By Philip Ward, AuntMinnieEurope.com staff writer

July 10, 2017 -- After taking a long, hard, second look at the safety data of gadolinium-based MRI contrast agents, the Pharmacovigilance Risk Assessment Committee (PRAC) of the European Medicines Agency (EMA) is backing off slightly from its prior recommendation that several gadolinium-based agents be pulled from the market.

In a statement issued on Friday, the PRAC retained most of its guidance from March 2017 on linear gadolinium-based MRI agents, again finding convincing evidence of gadolinium deposition in brain tissue following their use. The main difference, however, is the committee now said gadobenate (MultiHance, Bracco) can be used for liver imaging situations where it would meet an important diagnostic need, as is also the case for gadoxetate disodium (Primovist in Europe; Eovist in the U.S., Bayer HealthCare Pharmaceuticals).

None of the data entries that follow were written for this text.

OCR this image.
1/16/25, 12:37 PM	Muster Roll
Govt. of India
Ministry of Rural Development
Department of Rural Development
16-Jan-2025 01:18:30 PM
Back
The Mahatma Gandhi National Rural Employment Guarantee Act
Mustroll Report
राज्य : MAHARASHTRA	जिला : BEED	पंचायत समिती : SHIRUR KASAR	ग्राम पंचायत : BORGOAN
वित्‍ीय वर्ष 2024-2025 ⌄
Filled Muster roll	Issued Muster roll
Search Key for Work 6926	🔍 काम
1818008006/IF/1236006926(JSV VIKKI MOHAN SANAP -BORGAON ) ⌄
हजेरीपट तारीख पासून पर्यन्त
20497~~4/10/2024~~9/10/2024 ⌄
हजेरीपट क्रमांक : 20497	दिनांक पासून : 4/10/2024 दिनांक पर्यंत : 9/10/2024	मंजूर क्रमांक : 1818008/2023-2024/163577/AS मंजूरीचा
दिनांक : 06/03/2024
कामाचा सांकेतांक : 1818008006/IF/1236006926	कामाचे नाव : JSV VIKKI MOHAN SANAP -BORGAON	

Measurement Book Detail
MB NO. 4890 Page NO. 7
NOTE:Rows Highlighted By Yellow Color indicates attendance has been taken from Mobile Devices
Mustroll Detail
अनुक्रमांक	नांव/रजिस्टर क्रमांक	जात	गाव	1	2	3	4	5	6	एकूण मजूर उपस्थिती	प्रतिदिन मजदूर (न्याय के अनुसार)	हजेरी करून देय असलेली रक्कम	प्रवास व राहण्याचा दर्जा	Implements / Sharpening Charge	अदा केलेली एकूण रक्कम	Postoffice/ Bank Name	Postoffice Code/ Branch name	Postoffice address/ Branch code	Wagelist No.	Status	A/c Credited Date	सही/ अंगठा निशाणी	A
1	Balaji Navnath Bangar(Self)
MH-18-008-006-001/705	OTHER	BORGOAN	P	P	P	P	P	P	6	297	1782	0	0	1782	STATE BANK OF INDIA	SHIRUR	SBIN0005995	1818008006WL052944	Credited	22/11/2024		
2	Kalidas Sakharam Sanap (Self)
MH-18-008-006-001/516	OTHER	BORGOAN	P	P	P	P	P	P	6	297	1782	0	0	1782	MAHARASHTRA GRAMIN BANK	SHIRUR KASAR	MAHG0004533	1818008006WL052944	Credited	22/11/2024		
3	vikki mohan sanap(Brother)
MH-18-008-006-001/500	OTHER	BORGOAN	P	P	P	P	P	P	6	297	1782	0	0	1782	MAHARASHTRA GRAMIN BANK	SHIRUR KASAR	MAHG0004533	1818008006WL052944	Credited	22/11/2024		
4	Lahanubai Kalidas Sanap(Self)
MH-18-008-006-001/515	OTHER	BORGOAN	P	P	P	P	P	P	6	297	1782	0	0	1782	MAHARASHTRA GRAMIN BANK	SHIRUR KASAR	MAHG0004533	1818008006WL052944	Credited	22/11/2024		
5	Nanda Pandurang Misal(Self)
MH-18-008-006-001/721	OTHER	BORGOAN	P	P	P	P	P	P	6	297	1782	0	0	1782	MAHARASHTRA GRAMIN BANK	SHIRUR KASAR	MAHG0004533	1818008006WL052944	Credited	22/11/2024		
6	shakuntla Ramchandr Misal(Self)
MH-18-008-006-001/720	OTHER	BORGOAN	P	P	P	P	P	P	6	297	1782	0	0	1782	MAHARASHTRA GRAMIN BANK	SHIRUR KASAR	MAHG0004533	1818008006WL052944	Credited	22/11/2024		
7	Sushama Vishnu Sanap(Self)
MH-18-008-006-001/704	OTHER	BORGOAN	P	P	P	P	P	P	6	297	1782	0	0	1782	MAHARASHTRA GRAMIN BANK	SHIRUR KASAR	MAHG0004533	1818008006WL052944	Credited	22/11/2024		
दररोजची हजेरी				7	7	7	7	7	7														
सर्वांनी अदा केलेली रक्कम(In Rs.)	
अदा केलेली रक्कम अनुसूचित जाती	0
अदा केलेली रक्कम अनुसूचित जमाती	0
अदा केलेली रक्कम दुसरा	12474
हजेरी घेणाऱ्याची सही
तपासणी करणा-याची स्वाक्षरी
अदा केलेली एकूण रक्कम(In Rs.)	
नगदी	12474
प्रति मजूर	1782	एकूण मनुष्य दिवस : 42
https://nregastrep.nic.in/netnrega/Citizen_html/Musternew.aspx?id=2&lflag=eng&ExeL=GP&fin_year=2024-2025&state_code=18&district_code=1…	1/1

However, the PRAC did not change its position on the three other linear agents mentioned in its March 2017 recommendation. The committee continues to recommend the suspension of gadodiamide (Omniscan, GE Healthcare), gadopentetic acid (Magnevist, Bayer) and gadoversetamide (Optimark, Guerbet).

"Another class of gadolinium agents known as macrocyclic agents (gadobutrol, gadoteric acid, and gadoteridol) are more stable and have a lower propensity to release gadolinium than linear agents," the authors noted. "These can continue to be used in their current indications, but in the lowest doses that enhance images sufficiently and only when unenhanced body scans are not suitable."

Liver-scanning guidance

As a result of the review, the PRAC recommends the intravenous linear agents gadobenic acid (MultiHance) and gadoxetic acid (Primovist, Eovist) should only be used for liver scans in situations where they meet an important diagnostic need. In addition, the committee continued its recommendation that gadopentetic acid (Magnevist) should only be used for joint scans because the gadolinium concentration in the formulation used for joint injections is very low.

The review covered agents containing the following active substances: gadobenic acid (MultiHance), gadobutrol (Gadovist, Bayer), gadodiamide (Omniscan), gadopentetic acid (Magnevist), gadoteric acid (Dotarem, Guerbet), gadoteridol (ProHance, Bracco), gadoversetamide (Optimark), and gadoxetic acid (Primovist). Most gadolinium contrast agents have been authorized nationally in the European Union (EU), and Optimark is the only gadolinium contrast agent that was authorized centrally in the EU, the EMA stated.

In line with the PRAC recommendations, Guerbet announced on Friday it was phasing out sales of Optimark.

A final recommendation on gadolinium-based contrast agents from the EMA's Committee for Medicinal Products for Human Use (CHMP) is likely to come following its next meeting, due to be held from 17 to 20 July in London.

The hot debate continues

In the meantime, the hotly contested debate continues, and the PRAC chair Dr. June Munro Raine and her colleagues look set to endure some more sleepless nights. Contrast-agent manufacturers and some academic luminaries undoubtedly will not be pleased with all of the recommendations.

No specific conditions linked to gadolinium deposition in the brain have been identified, but the clinical consequences are unknown, according to the PRAC statement.

How it all began

Dr. June Munro Raine
Dr. June Munro Raine, PRAC chair. Image courtesy of the EMA.

The European Commission (EC) requested the review of gadolinium contrast, and it began on 17 March 2016. The PRAC is responsible for the evaluation of safety issues for human medicines, and Raine and her team made their recommendations in March 2017.

Raine is a regulatory physician with experience in risk management and special interests in risk communication, access to medicines, and information to patients, and she is also a member of the World Health Organization (WHO) Advisory Committee on Safety of Medicinal Products.

Following a request from contrast manufacturers, the PRAC re-examined its initial recommendations. Its final recommendations now go to the CHMP, which is responsible for questions concerning medicines for human use. The final stage of the review procedure is the adoption by the EC of a legally binding decision applicable in all EU member states.